Nice Knowin’ Ya blasts out of the gates with “Intro(vert)”, a sub-minute explosion of frenzied guitars and intense anger. “I don’t care if you don’t get it, it’s ok if we have to end it here and now, because I have no time and alone I’m just fine” Jon yells with a sense of defiance.

Like the inevitable sense of quiet dread sets in after an explosion, the emotional side of this album kicks in after the first song. Perhaps showcasing that “alone I’m just fine” is not entirely accurate. “Won’t Hate” has distinct change of energy, stepping down the rage and giving it a melancholic feel. “I’ll never be the same without you, I know I’m better off without you, I will turn around and leave you behind” is delivered in a way that is difficult to figure out if he is talking to someone else, or attempting to convince himself. This self doubt is layered over a driving rhythm and soaring vocal melodies.

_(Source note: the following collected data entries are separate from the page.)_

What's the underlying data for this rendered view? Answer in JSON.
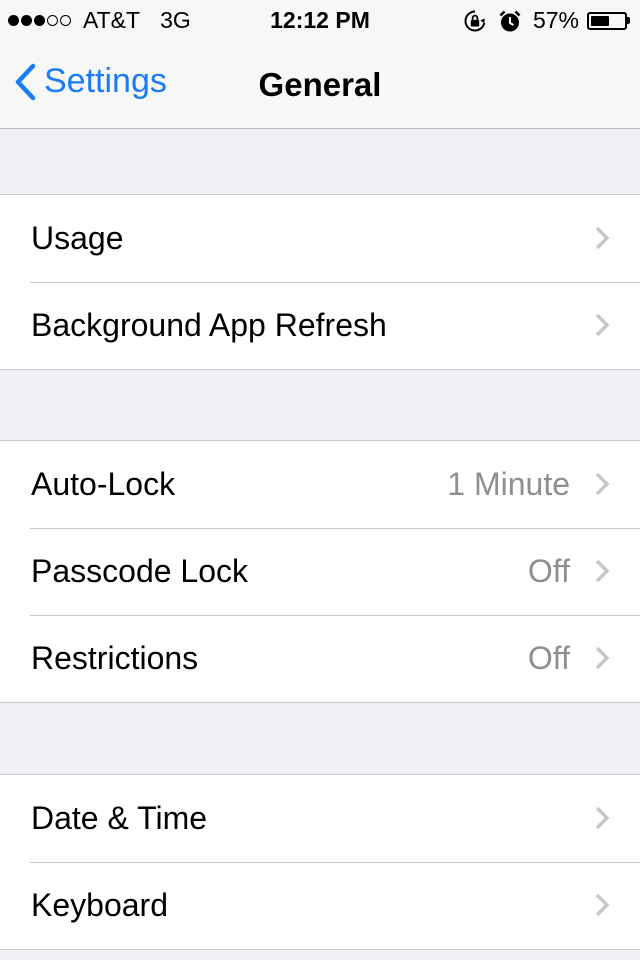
{
  "status_bar": {
    "signal_dots": [
      "full",
      "full",
      "full",
      "empty",
      "empty"
    ],
    "carrier": "AT&T",
    "network": "3G",
    "time": "12:12 PM",
    "icons": [
      "rotation-lock-icon",
      "alarm-icon"
    ],
    "battery_percent": "57%",
    "battery_level": 0.57
  },
  "nav": {
    "back_label": "Settings",
    "title": "General"
  },
  "groups": [
    {
      "rows": [
        {
          "label": "Usage",
          "value": ""
        },
        {
          "label": "Background App Refresh",
          "value": ""
        }
      ]
    },
    {
      "rows": [
        {
          "label": "Auto-Lock",
          "value": "1 Minute"
        },
        {
          "label": "Passcode Lock",
          "value": "Off"
        },
        {
          "label": "Restrictions",
          "value": "Off"
        }
      ]
    },
    {
      "rows": [
        {
          "label": "Date & Time",
          "value": ""
        },
        {
          "label": "Keyboard",
          "value": ""
        }
      ]
    }
  ],
  "colors": {
    "accent": "#1a7cf5",
    "background": "#efeff4",
    "secondary_text": "#8e8e93",
    "separator": "#c8c7cc",
    "chevron": "#c7c7cc"
  }
}
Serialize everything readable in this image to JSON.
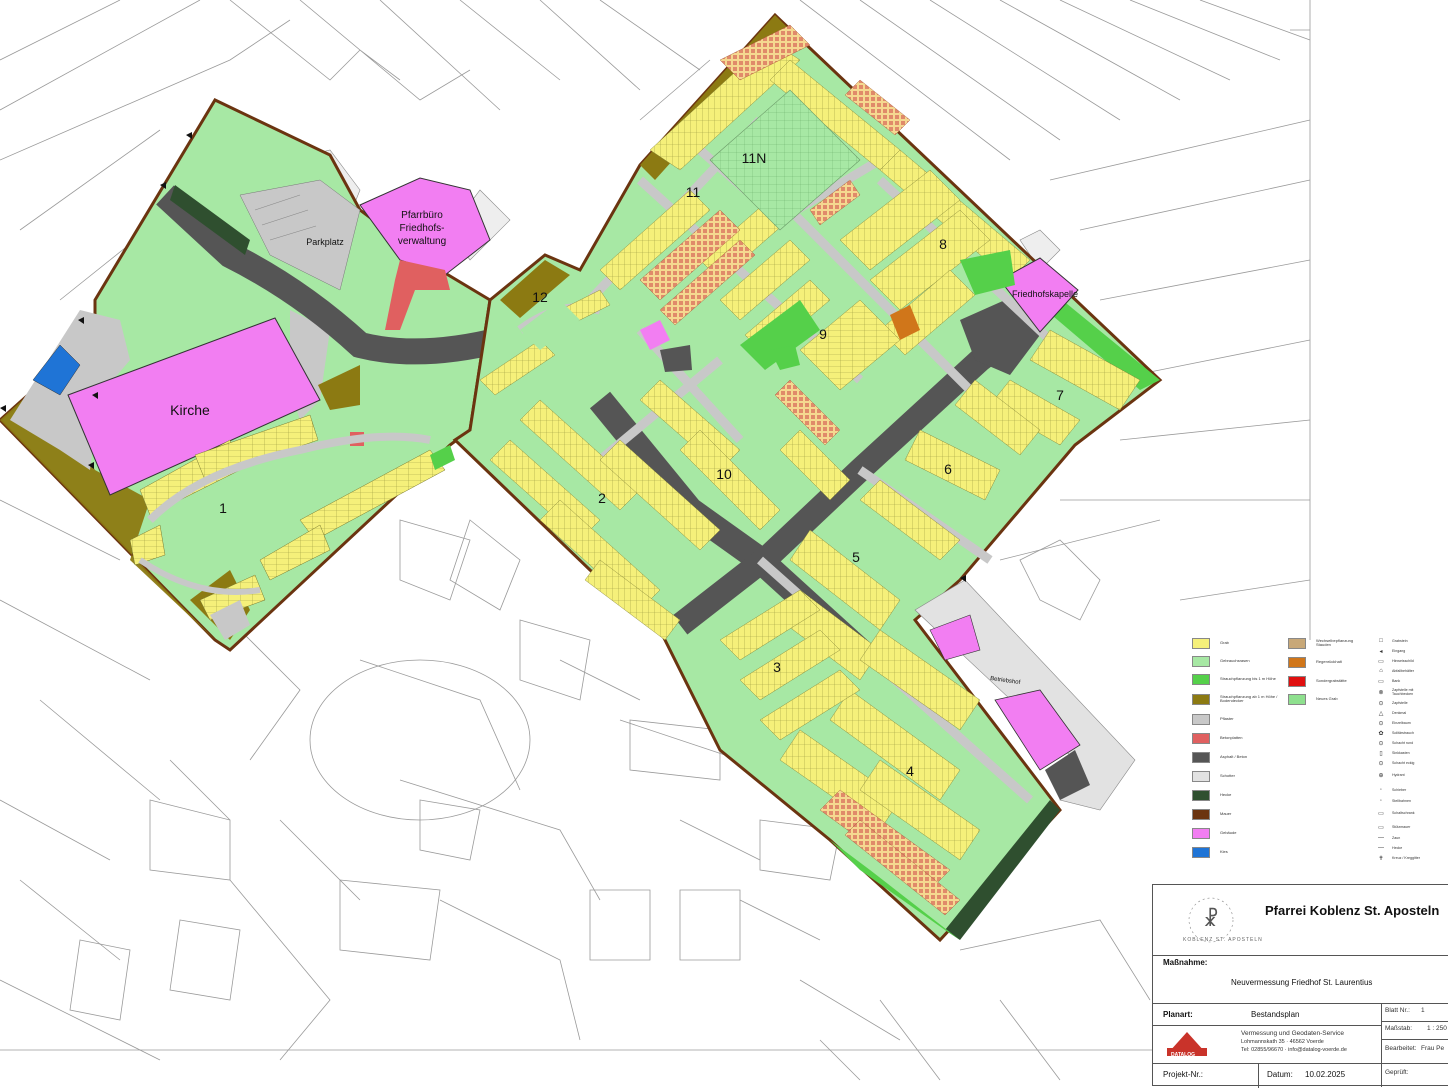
{
  "map": {
    "area_labels": {
      "kirche": "Kirche",
      "parkplatz": "Parkplatz",
      "pfarrbuero_line1": "Pfarrbüro",
      "pfarrbuero_line2": "Friedhofs-",
      "pfarrbuero_line3": "verwaltung",
      "friedhofskapelle": "Friedhofskapelle",
      "betriebshof": "Betriebshof"
    },
    "field_numbers": [
      "1",
      "2",
      "3",
      "4",
      "5",
      "6",
      "7",
      "8",
      "9",
      "10",
      "11",
      "11N",
      "12"
    ],
    "colors": {
      "grab": "#f5f07a",
      "gebrauchsrasen": "#a7e8a4",
      "strauch_low": "#55d04a",
      "strauch_high": "#8c7a12",
      "pflaster": "#c8c8c8",
      "betonplatten": "#e06060",
      "asphalt": "#555555",
      "schotter": "#e2e2e2",
      "hecke": "#2f4f2f",
      "mauer": "#6b3410",
      "gebaeude": "#f27ef2",
      "kies": "#1f74d6",
      "wechselbepflanzung": "#c8a878",
      "regenrueckhalt": "#d0761a",
      "sondergrabstaette": "#e01010",
      "neues_grab": "#8ee08e",
      "parcel_line": "#9a9a9a"
    }
  },
  "legend": {
    "areas": [
      {
        "label": "Grab",
        "color": "#f5f07a"
      },
      {
        "label": "Gebrauchsrasen",
        "color": "#a7e8a4"
      },
      {
        "label": "Strauchpflanzung bis 1 m Höhe",
        "color": "#55d04a"
      },
      {
        "label": "Strauchpflanzung ab 1 m Höhe / Bodendecker",
        "color": "#8c7a12"
      },
      {
        "label": "Pflaster",
        "color": "#c8c8c8"
      },
      {
        "label": "Betonplatten",
        "color": "#e06060"
      },
      {
        "label": "Asphalt / Beton",
        "color": "#555555"
      },
      {
        "label": "Schotter",
        "color": "#e2e2e2"
      },
      {
        "label": "Hecke",
        "color": "#2f4f2f"
      },
      {
        "label": "Mauer",
        "color": "#6b3410"
      },
      {
        "label": "Gebäude",
        "color": "#f27ef2"
      },
      {
        "label": "Kies",
        "color": "#1f74d6"
      }
    ],
    "areas2": [
      {
        "label": "Wechselbepflanzung Stauden",
        "color": "#c8a878"
      },
      {
        "label": "Regenrückhalt",
        "color": "#d0761a"
      },
      {
        "label": "Sondergrabstätte",
        "color": "#e01010"
      },
      {
        "label": "Neues Grab",
        "color": "#8ee08e"
      }
    ],
    "symbols": [
      {
        "icon": "□",
        "label": "Grabstein"
      },
      {
        "icon": "◂",
        "label": "Eingang"
      },
      {
        "icon": "▭",
        "label": "Hinweisschild"
      },
      {
        "icon": "⌂",
        "label": "Abfallbehälter"
      },
      {
        "icon": "▭",
        "label": "Bank"
      },
      {
        "icon": "⊗",
        "label": "Zapfstelle mit Tauchbecken"
      },
      {
        "icon": "⊙",
        "label": "Zapfstelle"
      },
      {
        "icon": "△",
        "label": "Denkmal"
      },
      {
        "icon": "⊙",
        "label": "Einzelbaum"
      },
      {
        "icon": "✿",
        "label": "Solitärstrauch"
      },
      {
        "icon": "⊙",
        "label": "Schacht rund"
      },
      {
        "icon": "▯",
        "label": "Sinkkasten"
      },
      {
        "icon": "⊙",
        "label": "Schacht eckig"
      },
      {
        "icon": "⊕",
        "label": "Hydrant"
      },
      {
        "icon": "◦",
        "label": "Schieber"
      },
      {
        "icon": "◦",
        "label": "Stellbahnen"
      },
      {
        "icon": "▭",
        "label": "Schaltschrank"
      },
      {
        "icon": "▭",
        "label": "Stützmauer"
      },
      {
        "icon": "—",
        "label": "Zaun"
      },
      {
        "icon": "—",
        "label": "Hecke"
      },
      {
        "icon": "✝",
        "label": "Kreuz / Kreggitter"
      }
    ]
  },
  "titleblock": {
    "org": "Pfarrei Koblenz St. Aposteln",
    "logo_text": "KOBLENZ ST. APOSTELN",
    "massnahme_label": "Maßnahme:",
    "massnahme_value": "Neuvermessung Friedhof St. Laurentius",
    "planart_label": "Planart:",
    "planart_value": "Bestandsplan",
    "blatt_label": "Blatt Nr.:",
    "blatt_value": "1",
    "massstab_label": "Maßstab:",
    "massstab_value": "1 : 250",
    "bearbeitet_label": "Bearbeitet:",
    "bearbeitet_value": "Frau Pe",
    "company_logo": "DATALOG",
    "company_name": "Vermessung und Geodaten-Service",
    "company_addr": "Lohmannskath 35  ·  46562 Voerde",
    "company_contact": "Tel: 02855/96670  ·  info@datalog-voerde.de",
    "projekt_label": "Projekt-Nr.:",
    "datum_label": "Datum:",
    "datum_value": "10.02.2025",
    "geprueft_label": "Geprüft:"
  }
}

“Radio Mind” continues the punchy instrumentation and soaring melodies found throughout this album, but also double-downs on the emotional response to “Intro(vert)”. “I haven’t been here long enough, I hate to look back but it’s tough to move on” opens the song “Can’t Hold on, Can’t Let Go” who’s title alone suggests that there is a distinct sense of regret involved in the situation this album is presenting.

There are a couple of stand out tracks featuring guests. The first one being Stephen Egerton from the Descendents on “I’d Rather Die”. This song puts the anger back on display and the guitar work has a more frenzied feel. When Jon’s vocals come back in after the guitar solo there is such anger and resentment, it’s a palpable chill-inducing moment. This song definitely explores the angrily-accepted side of the emotional spectrum on display in this album.

The other guest track features Al Nolan from Canadian punk band Almighty Trigger Happy. The last and titular track “Nice Knowin’ Ya” is the perfect example of a band creating highs and lows in the exploration of emotions. The guitars are aggressive and in your face, the drums explode and make you feel every hit, the bass line driving and complementary, all of which on fire with angst but then drop off so quickly in the breakdown it’s a free fall of energy that ends with a primordial scream. The call and answer vocals, as well as the harmonies are executed perfectly. “Fuck you and everything you want from me. Got no time for anything but my need, I gave you even my own sanity, what’s left is just for me.” screamed on the verge of a breakdown shows that “Alone I’m just fine” was definitely not true.

Nice Knowin’ Ya leaves a little to be desired, I wish there were more songs like the title track and “I’d Rather Die” as some of the other songs start to blur with similarity. However this album shines because of the honest lyrical look at the feelings we all experience after an emotional fallout. The rage-fueled things we say, in a sub-one minute song, versus the depth of the feelings we experience afterwards, in five songs across fourteen minutes.